Major Charles Reginald CHENEVIX TRENCH (1906)

2/5th Battalion, Sherwood Foresters (Nottinghamshire and Derbyshire Regiment)
Born 5 March 1888 in Liverpool
Killed in action 21 March 1918, aged 30
Commemorated on the Arras Memorial, Pas-de-Calais, France. Also commemorated on the war memorial at St Nicholas Church, Hurst, Berkshire; and on a plaque in All Saints Church, Orpington, Kent.
Charles Chenevix Trench was the second son of Revd H. Francis & Isabella Clare Chenevix Trench, of Durwood, Sandhurst, Camberley, Surrey. He married Clare Cecily, née Howard, on 28 January 1915; they had a daughter, Isabel Clare, born 4 November that year.
He was educated at Gore Court School, Tunstall, Kent, and Charterhouse, and graduated from Merton in 1909. After University he worked as a lawyer. Soon after leaving college he joined the Inns of Court Officer Training Corps, rising to the rank of Captain.
At the outbreak of war the OTC relocated to Berkhamsted, and trained recruits.

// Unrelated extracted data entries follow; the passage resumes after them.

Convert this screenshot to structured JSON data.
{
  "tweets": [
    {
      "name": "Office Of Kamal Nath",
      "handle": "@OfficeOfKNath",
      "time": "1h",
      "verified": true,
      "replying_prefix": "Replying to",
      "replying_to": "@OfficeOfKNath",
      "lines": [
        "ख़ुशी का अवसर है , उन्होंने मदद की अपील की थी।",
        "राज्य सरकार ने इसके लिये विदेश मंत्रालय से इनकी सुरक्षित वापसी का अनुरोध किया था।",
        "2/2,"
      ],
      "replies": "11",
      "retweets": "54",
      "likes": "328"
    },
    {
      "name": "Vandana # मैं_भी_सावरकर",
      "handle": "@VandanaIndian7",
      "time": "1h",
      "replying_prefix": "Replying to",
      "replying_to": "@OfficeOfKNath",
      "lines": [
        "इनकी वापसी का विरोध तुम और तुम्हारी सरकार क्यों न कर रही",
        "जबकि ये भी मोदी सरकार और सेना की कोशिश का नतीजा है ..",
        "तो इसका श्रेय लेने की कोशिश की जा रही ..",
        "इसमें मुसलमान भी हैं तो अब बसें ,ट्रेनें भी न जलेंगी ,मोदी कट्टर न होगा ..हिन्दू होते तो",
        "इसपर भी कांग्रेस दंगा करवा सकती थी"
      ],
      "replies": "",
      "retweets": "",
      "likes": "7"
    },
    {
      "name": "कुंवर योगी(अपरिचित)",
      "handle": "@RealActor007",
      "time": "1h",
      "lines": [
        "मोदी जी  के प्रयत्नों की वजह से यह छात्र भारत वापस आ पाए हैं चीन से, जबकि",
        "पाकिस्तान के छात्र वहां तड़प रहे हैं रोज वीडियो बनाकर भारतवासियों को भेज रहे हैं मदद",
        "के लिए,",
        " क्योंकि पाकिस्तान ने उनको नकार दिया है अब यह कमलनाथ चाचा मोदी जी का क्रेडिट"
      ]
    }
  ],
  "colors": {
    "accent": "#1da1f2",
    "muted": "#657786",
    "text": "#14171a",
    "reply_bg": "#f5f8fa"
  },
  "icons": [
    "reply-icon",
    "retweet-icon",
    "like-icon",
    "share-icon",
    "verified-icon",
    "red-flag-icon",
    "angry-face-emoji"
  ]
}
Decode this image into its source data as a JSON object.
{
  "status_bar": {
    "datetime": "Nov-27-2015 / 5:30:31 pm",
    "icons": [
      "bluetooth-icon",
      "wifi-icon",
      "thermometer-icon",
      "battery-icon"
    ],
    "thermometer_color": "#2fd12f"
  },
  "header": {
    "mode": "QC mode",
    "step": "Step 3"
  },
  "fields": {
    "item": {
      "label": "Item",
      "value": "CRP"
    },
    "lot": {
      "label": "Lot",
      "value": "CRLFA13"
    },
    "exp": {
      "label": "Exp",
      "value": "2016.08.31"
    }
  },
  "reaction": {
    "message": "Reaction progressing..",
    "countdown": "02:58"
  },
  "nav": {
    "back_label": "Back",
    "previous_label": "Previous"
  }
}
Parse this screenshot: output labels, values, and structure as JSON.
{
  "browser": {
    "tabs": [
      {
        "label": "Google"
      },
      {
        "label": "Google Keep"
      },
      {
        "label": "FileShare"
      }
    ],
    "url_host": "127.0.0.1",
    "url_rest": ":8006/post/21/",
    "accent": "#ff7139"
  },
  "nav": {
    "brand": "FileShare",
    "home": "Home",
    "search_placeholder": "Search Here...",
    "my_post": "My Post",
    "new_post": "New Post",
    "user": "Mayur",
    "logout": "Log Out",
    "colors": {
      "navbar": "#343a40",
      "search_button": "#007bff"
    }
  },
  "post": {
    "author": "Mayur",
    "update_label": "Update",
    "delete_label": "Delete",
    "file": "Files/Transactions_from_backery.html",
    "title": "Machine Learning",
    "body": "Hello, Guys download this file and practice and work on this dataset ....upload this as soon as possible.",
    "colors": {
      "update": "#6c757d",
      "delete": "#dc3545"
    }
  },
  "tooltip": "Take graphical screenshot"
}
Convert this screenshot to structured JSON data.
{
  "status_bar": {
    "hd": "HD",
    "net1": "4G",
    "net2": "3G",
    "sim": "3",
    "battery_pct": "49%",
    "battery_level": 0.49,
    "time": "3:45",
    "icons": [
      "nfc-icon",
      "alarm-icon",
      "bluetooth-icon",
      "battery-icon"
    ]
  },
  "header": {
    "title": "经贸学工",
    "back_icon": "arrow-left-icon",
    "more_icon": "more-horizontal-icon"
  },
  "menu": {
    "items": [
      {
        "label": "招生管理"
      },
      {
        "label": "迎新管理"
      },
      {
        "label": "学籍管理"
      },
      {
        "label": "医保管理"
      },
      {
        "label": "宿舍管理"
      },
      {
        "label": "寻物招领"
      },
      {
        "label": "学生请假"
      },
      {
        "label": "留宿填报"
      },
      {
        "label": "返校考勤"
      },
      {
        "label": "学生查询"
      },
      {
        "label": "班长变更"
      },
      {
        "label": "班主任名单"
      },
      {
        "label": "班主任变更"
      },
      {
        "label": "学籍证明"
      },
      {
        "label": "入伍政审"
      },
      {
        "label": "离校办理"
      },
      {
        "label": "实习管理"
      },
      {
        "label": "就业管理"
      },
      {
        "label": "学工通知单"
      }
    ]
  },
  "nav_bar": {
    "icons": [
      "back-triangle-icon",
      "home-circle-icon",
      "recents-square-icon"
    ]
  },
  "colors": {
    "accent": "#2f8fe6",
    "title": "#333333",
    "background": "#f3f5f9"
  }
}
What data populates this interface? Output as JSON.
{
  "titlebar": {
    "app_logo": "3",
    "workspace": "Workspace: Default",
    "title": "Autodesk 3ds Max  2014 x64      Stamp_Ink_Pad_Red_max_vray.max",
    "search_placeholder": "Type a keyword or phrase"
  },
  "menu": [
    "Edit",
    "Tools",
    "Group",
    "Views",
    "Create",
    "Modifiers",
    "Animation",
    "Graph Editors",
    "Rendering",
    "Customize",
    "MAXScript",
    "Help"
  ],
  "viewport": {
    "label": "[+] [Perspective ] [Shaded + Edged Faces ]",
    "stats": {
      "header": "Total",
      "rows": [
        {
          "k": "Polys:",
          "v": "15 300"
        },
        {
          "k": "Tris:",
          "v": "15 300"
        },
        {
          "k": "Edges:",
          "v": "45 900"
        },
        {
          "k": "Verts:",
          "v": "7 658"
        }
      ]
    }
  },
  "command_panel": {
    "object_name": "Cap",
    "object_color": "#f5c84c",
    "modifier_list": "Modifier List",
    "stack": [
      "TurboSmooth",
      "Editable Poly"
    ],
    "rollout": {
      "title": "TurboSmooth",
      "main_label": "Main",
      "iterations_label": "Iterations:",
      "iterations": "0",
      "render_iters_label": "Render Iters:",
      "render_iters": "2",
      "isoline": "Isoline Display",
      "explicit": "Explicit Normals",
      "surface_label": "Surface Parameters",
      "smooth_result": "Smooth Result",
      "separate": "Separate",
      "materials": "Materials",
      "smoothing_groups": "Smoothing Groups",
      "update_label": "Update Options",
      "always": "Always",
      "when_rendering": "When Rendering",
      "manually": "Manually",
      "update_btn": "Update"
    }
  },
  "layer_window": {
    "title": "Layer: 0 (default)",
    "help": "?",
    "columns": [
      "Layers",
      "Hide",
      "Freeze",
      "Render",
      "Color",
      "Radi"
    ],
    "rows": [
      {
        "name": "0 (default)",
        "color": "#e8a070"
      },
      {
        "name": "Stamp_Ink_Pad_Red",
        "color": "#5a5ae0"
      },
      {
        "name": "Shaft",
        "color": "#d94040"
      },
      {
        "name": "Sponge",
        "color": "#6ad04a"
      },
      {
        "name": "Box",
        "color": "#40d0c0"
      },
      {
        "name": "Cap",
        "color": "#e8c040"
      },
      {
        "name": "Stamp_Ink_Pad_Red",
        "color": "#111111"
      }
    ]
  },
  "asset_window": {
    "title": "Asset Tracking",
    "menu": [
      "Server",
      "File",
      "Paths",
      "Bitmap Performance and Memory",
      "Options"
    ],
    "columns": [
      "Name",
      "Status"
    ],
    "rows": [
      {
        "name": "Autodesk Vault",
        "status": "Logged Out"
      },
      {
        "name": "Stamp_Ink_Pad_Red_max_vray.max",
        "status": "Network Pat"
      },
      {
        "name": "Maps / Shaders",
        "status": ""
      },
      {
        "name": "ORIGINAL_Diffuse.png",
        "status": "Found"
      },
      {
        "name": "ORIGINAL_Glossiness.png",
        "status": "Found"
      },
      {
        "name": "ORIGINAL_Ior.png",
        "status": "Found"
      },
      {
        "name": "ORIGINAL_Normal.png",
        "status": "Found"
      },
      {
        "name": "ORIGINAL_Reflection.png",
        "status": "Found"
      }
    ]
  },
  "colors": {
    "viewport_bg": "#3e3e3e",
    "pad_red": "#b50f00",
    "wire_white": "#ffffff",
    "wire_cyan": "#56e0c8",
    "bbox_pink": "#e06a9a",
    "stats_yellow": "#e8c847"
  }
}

Wanting to see frontline action, Chenevix Trench joined the Sherwood Foresters; however the regiment was then sent to Ireland to quell the 1916 Easter Rising. (His sister, Cesca (Frances Georgiana), was a fervent supporter of the Nationalist cause and was in Ireland at the time; they breakfasted together while Chenevix Trench was on two days’ leave.) He was sent to France on 26 February 1917, and promoted to Major in August.
He was killed in action during the German Spring Offensive, on 21 March 1918. He was wounded twice early on in the fighting but carried on leading his men until he received his final fatal wound. He was carried on a stretcher back to the Battalion headquarters dug-out where he died. He was Mentioned in Dispatches on 7 April.